Common cache-breaking patterns and fixes
Pattern	Problem	Fix
Timestamps in prompt	Changes every second/minute	Move to metadata or round to day
Request IDs in system	Unique per request	Move to message, not system prompt
Random example order	Different each time	Sort deterministically
User name in system	Breaks cache per user	Move to conversation, after cache boundary
Inconsistent whitespace	Trailing spaces vary	Normalize with .strip()

Monitoring and Evaluation

Without tracking cache metrics, you will not know whether caching is working. Always log cache_read_input_tokens on every response. If cache_creation_input_tokens keeps appearing on requests that should be hitting the cache, you have a cache-breaking pattern in your prompt structure.

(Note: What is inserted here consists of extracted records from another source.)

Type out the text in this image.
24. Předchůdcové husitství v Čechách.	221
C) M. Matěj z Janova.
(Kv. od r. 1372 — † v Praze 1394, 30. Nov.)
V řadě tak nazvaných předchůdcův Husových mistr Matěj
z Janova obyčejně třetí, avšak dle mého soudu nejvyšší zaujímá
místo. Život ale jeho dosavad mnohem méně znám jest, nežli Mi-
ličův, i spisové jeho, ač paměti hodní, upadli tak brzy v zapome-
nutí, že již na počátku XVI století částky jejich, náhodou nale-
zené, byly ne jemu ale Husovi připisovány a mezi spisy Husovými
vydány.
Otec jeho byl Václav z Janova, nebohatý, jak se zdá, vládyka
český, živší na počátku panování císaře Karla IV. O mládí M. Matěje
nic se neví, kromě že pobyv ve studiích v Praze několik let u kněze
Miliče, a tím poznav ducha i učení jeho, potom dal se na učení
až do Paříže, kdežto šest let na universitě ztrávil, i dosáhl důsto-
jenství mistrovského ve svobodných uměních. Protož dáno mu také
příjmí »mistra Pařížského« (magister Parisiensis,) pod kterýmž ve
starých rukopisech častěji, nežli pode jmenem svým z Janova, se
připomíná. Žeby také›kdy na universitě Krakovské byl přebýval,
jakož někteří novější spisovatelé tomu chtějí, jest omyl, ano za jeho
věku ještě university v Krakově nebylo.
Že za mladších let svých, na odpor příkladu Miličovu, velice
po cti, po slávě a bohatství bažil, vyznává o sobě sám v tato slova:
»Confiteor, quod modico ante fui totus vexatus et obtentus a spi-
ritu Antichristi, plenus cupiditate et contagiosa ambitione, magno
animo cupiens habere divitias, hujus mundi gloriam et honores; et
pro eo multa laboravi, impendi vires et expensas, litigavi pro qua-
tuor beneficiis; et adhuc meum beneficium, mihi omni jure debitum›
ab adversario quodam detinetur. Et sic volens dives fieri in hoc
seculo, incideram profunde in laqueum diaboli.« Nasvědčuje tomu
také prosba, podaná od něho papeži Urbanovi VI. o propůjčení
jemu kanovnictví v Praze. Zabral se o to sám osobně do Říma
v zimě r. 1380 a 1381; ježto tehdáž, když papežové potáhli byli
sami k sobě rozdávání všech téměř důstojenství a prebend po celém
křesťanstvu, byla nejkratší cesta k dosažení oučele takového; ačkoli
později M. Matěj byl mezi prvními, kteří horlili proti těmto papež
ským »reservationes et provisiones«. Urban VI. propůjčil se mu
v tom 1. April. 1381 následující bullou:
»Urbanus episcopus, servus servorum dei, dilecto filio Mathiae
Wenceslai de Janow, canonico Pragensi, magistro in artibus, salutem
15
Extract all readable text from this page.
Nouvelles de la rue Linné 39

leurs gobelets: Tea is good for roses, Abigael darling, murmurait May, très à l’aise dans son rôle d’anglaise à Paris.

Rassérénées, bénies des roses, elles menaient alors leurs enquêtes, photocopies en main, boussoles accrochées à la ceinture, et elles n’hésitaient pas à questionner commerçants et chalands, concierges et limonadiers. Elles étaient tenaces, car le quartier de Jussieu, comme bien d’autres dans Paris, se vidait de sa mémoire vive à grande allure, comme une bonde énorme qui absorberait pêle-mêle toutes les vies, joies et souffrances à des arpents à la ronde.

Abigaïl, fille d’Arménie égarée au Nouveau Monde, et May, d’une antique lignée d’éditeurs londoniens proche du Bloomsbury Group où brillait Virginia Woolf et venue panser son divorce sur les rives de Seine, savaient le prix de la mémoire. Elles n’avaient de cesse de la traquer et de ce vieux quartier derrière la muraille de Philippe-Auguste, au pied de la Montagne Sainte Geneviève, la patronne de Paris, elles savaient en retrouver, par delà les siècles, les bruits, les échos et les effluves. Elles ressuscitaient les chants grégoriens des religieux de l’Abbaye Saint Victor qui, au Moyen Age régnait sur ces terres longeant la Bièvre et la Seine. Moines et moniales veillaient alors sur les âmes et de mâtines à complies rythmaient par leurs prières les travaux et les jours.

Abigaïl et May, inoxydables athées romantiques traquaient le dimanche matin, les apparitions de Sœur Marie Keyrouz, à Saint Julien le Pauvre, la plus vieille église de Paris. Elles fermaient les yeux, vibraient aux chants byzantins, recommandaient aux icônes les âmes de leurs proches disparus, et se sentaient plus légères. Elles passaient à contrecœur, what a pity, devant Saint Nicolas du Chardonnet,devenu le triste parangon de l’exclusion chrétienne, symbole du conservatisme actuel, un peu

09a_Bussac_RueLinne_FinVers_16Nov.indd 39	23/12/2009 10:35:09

Key metrics for cache performance
Metric	What it Measures	Target
Cache hit rate	% of requests using cached prefix	>90% for steady workloads
Cached token ratio	Cached tokens / total input tokens	Higher is better (varies by use case)
TTFT improvement	Latency reduction from caching	50–80% for large prefixes
Cost savings	Actual vs theoretical cost	Track against baseline
Cache creation rate	New caches created / total requests	<10% indicates good stability

A simple debugging technique: compute a SHA-256 hash of your system prompt before each request and log it. If the hash changes between requests that should be identical, you have found your cache-breaking source. Byte-level matching means invisible differences — trailing spaces, different line endings, CRLF vs LF — will silently prevent cache hits.

Common Pitfalls

Dynamic Content in Cached Region

Any dynamic content (timestamps, IDs, user names) in the cached portion will break the cache on every request. Audit your prompts carefully.

Ignoring Cache TTL

Caches expire (typically 5 minutes). If your traffic is sporadic, you may not get cache benefits. Consider batching requests or accepting cold starts.

Inconsistent Ordering

If tool definitions or examples appear in different orders, the cache breaks. Always sort deterministically — alphabetically, by ID, or by any stable key.

Not Monitoring

Without tracking cache metrics, you will not know if caching is working. Always log cache_read_input_tokens to verify hits.

Best Practices

Front-Load Stable Content

Put all stable content (system prompt, docs, tools) at the beginning. Cache benefit ends at the first byte of difference.

Normalize Everything

Strip whitespace, sort collections, use consistent formatting. Byte-level matching means even invisible differences break cache.

Batch Similar Requests

If you have multiple similar requests, send them close together in time to maximize cache hits before TTL expires.

Monitor Continuously

Log cache metrics on every request. Alert if hit rate drops significantly — it indicates prompt structure changed.